In China, a “snakehead” is a human smuggler whose clients pay a lot of money to be transported illegally to the West. Sister Tse, the single-minded protagonist of Evan Jackson Leong’s pretty/gritty debut feature, Snakehead, doesn’t have any cash, so her only way of getting to New York is to sell herself: She’ll work off the debt—to a Chinatown crime family. You can guess what job they have in mind.
But Sister Tse (the wiry Shuya Chang) is both tougher and smarter than the rest, and escapes the brothel to win the respect and trust of ruthless Godmother Dai Mah (Jade Wu). Garnering more responsibility and bigger paydays (including a harrowing outing as a snakehead), Sister Tse keeps one eye on her balance owed and the other on her deep-secret raison d’être: The daughter she gave up years earlier, an innocent seedling in the foul Big Apple.

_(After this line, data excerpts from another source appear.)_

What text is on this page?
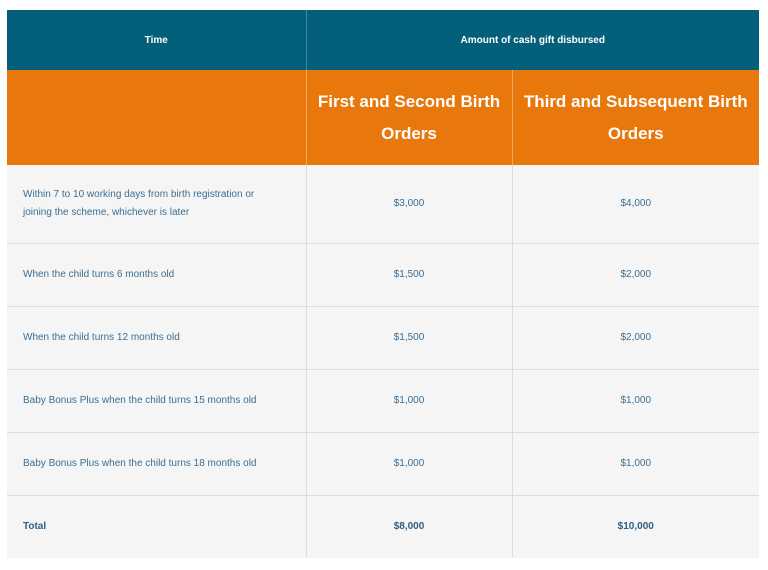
Time	Amount of cash gift disbursed	
	First and Second Birth Orders	Third and Subsequent Birth Orders
Within 7 to 10 working days from birth registration or joining the scheme, whichever is later	$3,000	$4,000
When the child turns 6 months old	$1,500	$2,000
When the child turns 12 months old	$1,500	$2,000
Baby Bonus Plus when the child turns 15 months old	$1,000	$1,000
Baby Bonus Plus when the child turns 18 months old	$1,000	$1,000
Total	$8,000	$10,000
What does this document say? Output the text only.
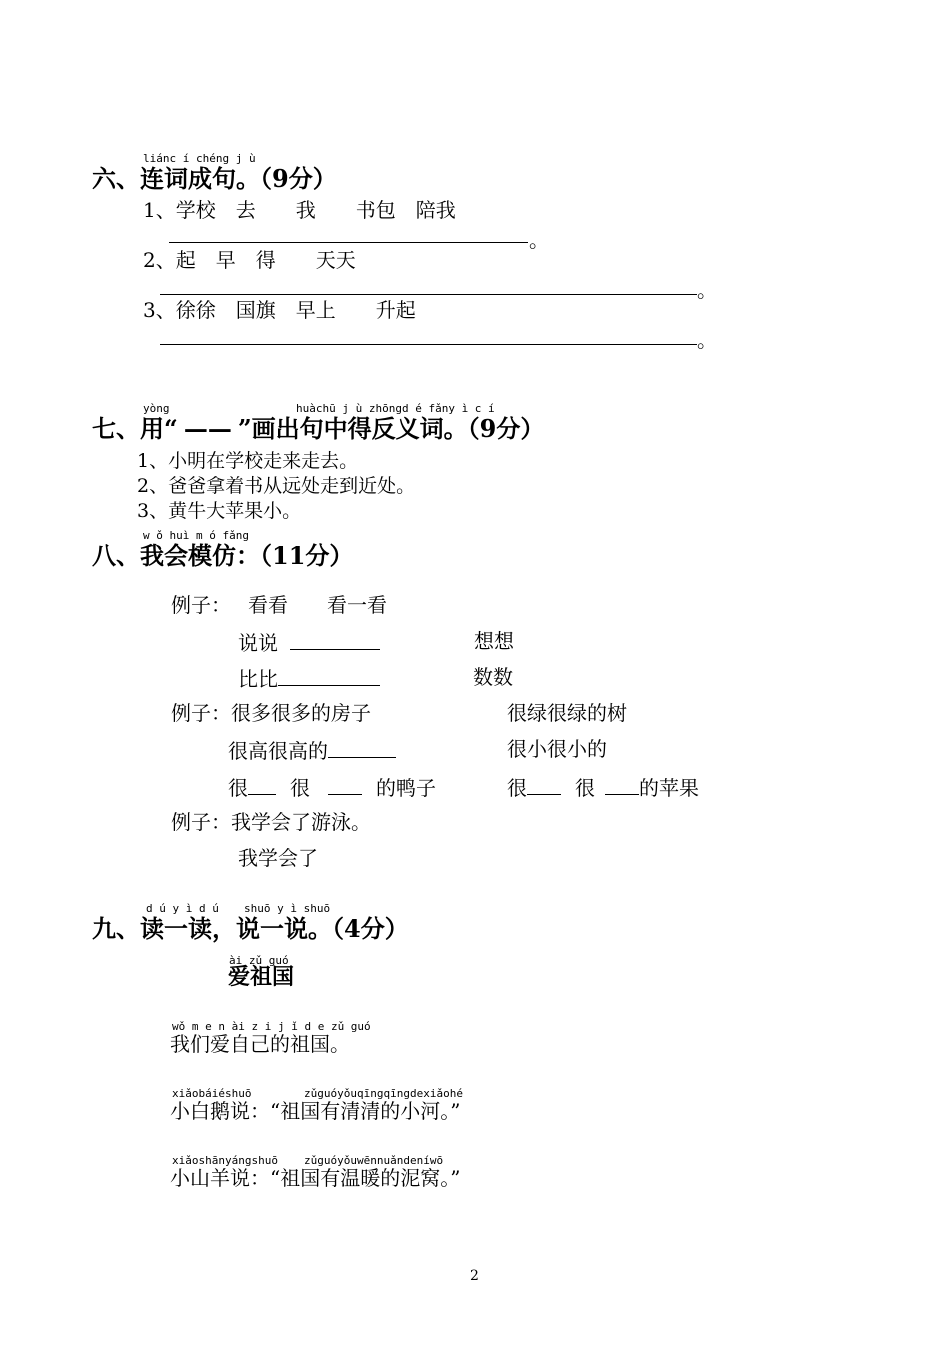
liánc í chéng j ù
六、连词成句。（9分）
1、学校　去　　我　　书包　陪我
。
2、起　早　得　　天天
。
3、徐徐　国旗　早上　　升起
。
yòng	huàchū j ù zhōngd é fǎny ì c í
七、用“ —— ”画出句中得反义词。（9分）
1、小明在学校走来走去。
2、爸爸拿着书从远处走到近处。
3、黄牛大苹果小。
w ǒ huì m ó fǎng
八、我会模仿：（11分）
例子： 看看 看一看
说说	想想
比比	数数
例子：很多很多的房子	很绿很绿的树
很高很高的	很小很小的
很 很	的鸭子	很 很 的苹果
例子：我学会了游泳。
我学会了
d ú y ì d ú shuō y ì shuō
九、读一读，说一说。（4分）
ài zǔ guó
爱祖国
wǒ m e n ài z i j ǐ d e zǔ guó
我们爱自己的祖国。
xiǎobáiéshuō	zǔguóyǒuqīngqīngdexiǎohé
小白鹅说：“祖国有清清的小河。”
xiǎoshānyángshuō zǔguóyǒuwēnnuǎndeníwō
小山羊说：“祖国有温暖的泥窝。”
2
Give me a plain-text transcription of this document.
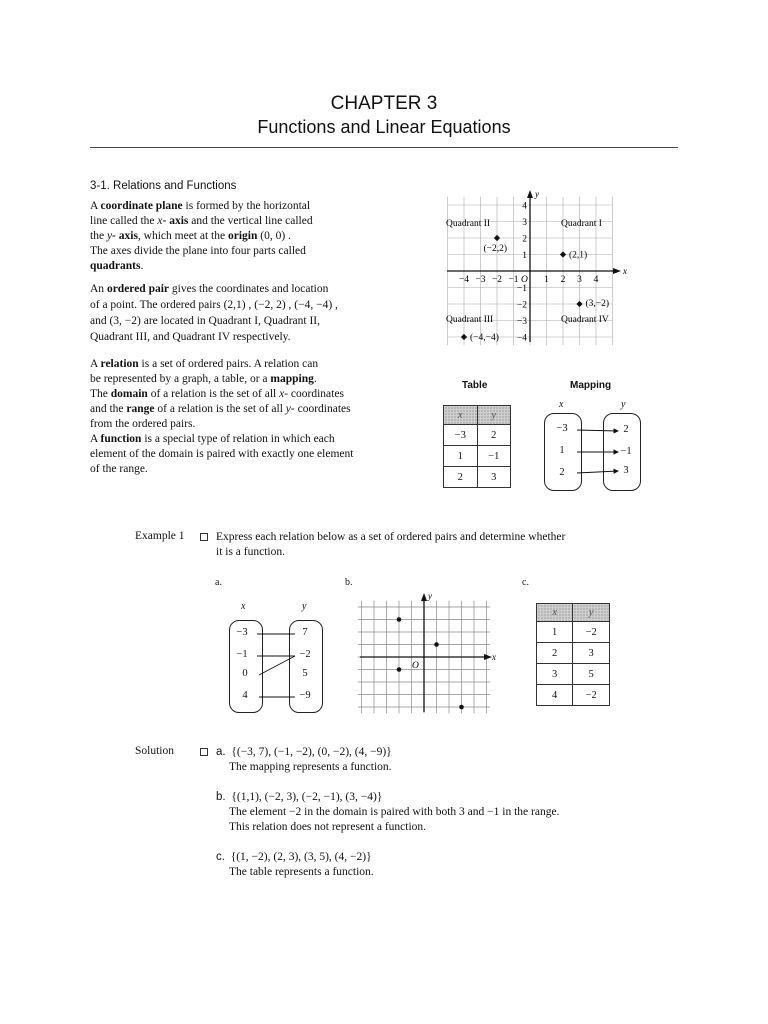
CHAPTER 3
Functions and Linear Equations
3-1. Relations and Functions
A coordinate plane is formed by the horizontal
line called the x- axis and the vertical line called
the y- axis, which meet at the origin (0, 0) .
The axes divide the plane into four parts called
quadrants.
An ordered pair gives the coordinates and location
of a point. The ordered pairs (2,1) , (−2, 2) , (−4, −4) ,
and (3, −2) are located in Quadrant I, Quadrant II,
Quadrant III, and Quadrant IV respectively.
A relation is a set of ordered pairs. A relation can
be represented by a graph, a table, or a mapping.
The domain of a relation is the set of all x- coordinates
and the range of a relation is the set of all y- coordinates
from the ordered pairs.
A function is a special type of relation in which each
element of the domain is paired with exactly one element
of the range.
x
y
O
−4 −3 −2 −1	1 2 3 4
4
3
2
1
−1
−2
−3
−4
Quadrant II	Quadrant I
Quadrant III	Quadrant IV
(2,1)
(−2,2)
(3,−2)
(−4,−4)
Table
x	y
−3	2
1	−1
2	3
Mapping
x	y
−3
1
2
2
−1
3
Example 1	Express each relation below as a set of ordered pairs and determine whether
it is a function.
a.	b.	c.
x	y
−3
−1
0
4
7
−2
5
−9
x
y
O
x	y
1	−2
2	3
3	5
4	−2
Solution	a. {(−3, 7), (−1, −2), (0, −2), (4, −9)}
The mapping represents a function.
b. {(1,1), (−2, 3), (−2, −1), (3, −4)}
The element −2 in the domain is paired with both 3 and −1 in the range.
This relation does not represent a function.
c. {(1, −2), (2, 3), (3, 5), (4, −2)}
The table represents a function.
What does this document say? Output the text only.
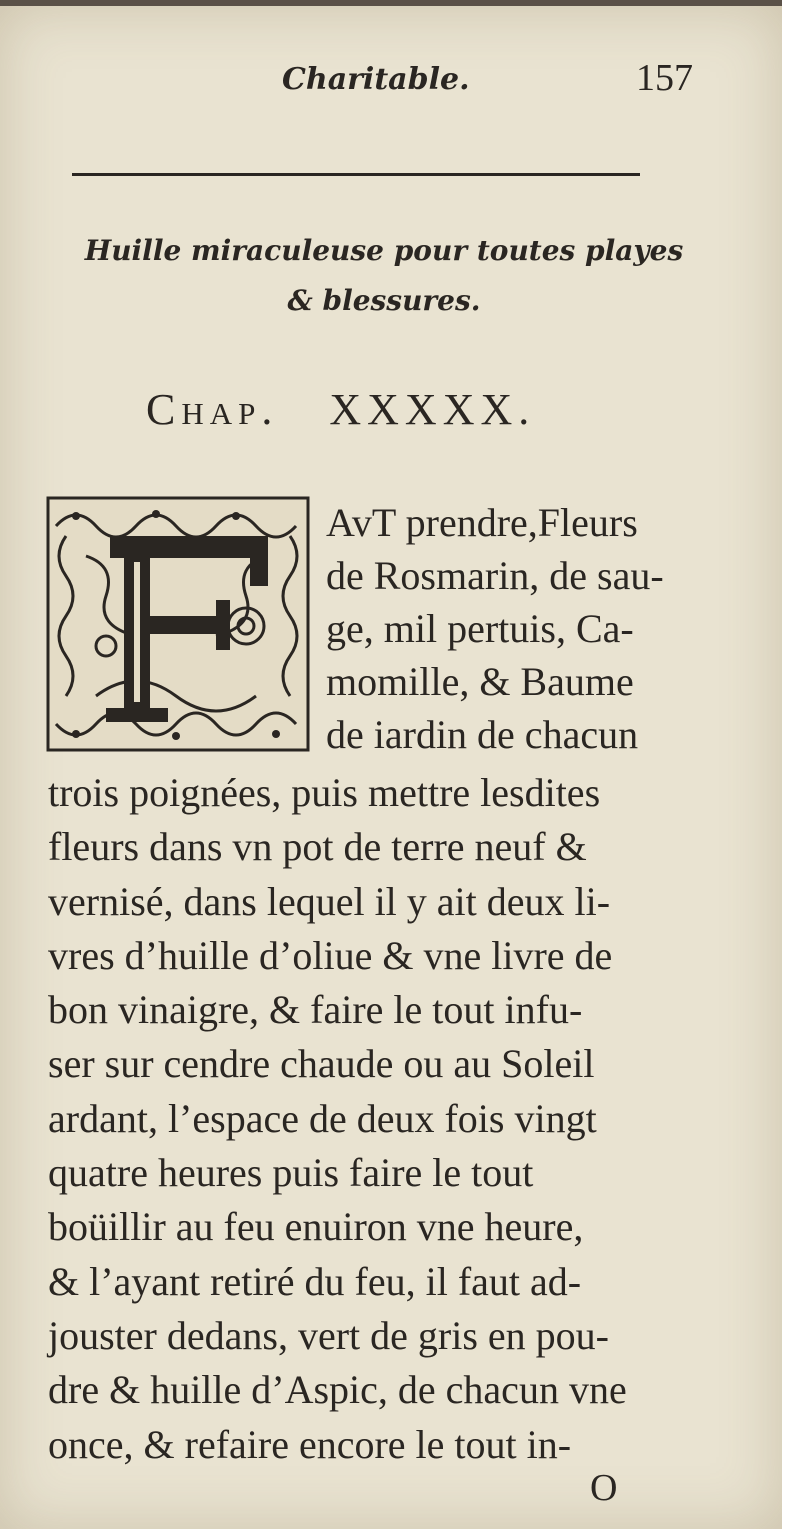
Charitable.	157
Huille miraculeuse pour toutes playes
& blessures.
Chap. XXXXX.
AvT prendre,Fleurs
de Rosmarin, de sau-
ge, mil pertuis, Ca-
momille, & Baume
de iardin de chacun
trois poignées, puis mettre lesdites
fleurs dans vn pot de terre neuf &
vernisé, dans lequel il y ait deux li-
vres d’huille d’oliue & vne livre de
bon vinaigre, & faire le tout infu-
ser sur cendre chaude ou au Soleil
ardant, l’espace de deux fois vingt
quatre heures puis faire le tout
boüillir au feu enuiron vne heure,
& l’ayant retiré du feu, il faut ad-
jouster dedans, vert de gris en pou-
dre & huille d’Aspic, de chacun vne
once, & refaire encore le tout in-
O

Snakehead, an implausible (though enjoyable) neon-and-crimson blend of lurid underworld saga, wishful maternal drama and arthouse postcard, is hardly the Hallmark card version of the Asian American experience. Its inclusion in CAAMFest (formerly the S.F. International Asian American Film Festival), as a gala presentation, no less, would have been controversial once upon a time. Not that that would have deterred the programmers; one of CAAMFest’s breakthrough—and continuing—accomplishments is demolishing the notion that an identity festival should only show positive representations. Or to put it another way, that culture (even pop) and art should function as public relations.
The risk always remains that portraits of flawed, complicated characters might be used to perpetuate stereotypes, I suppose. But if the last White House’s coining of “kung flu” and “Wuhan flu” told us anything, it’s that con men and bigots will use any pretense to manipulate their marks.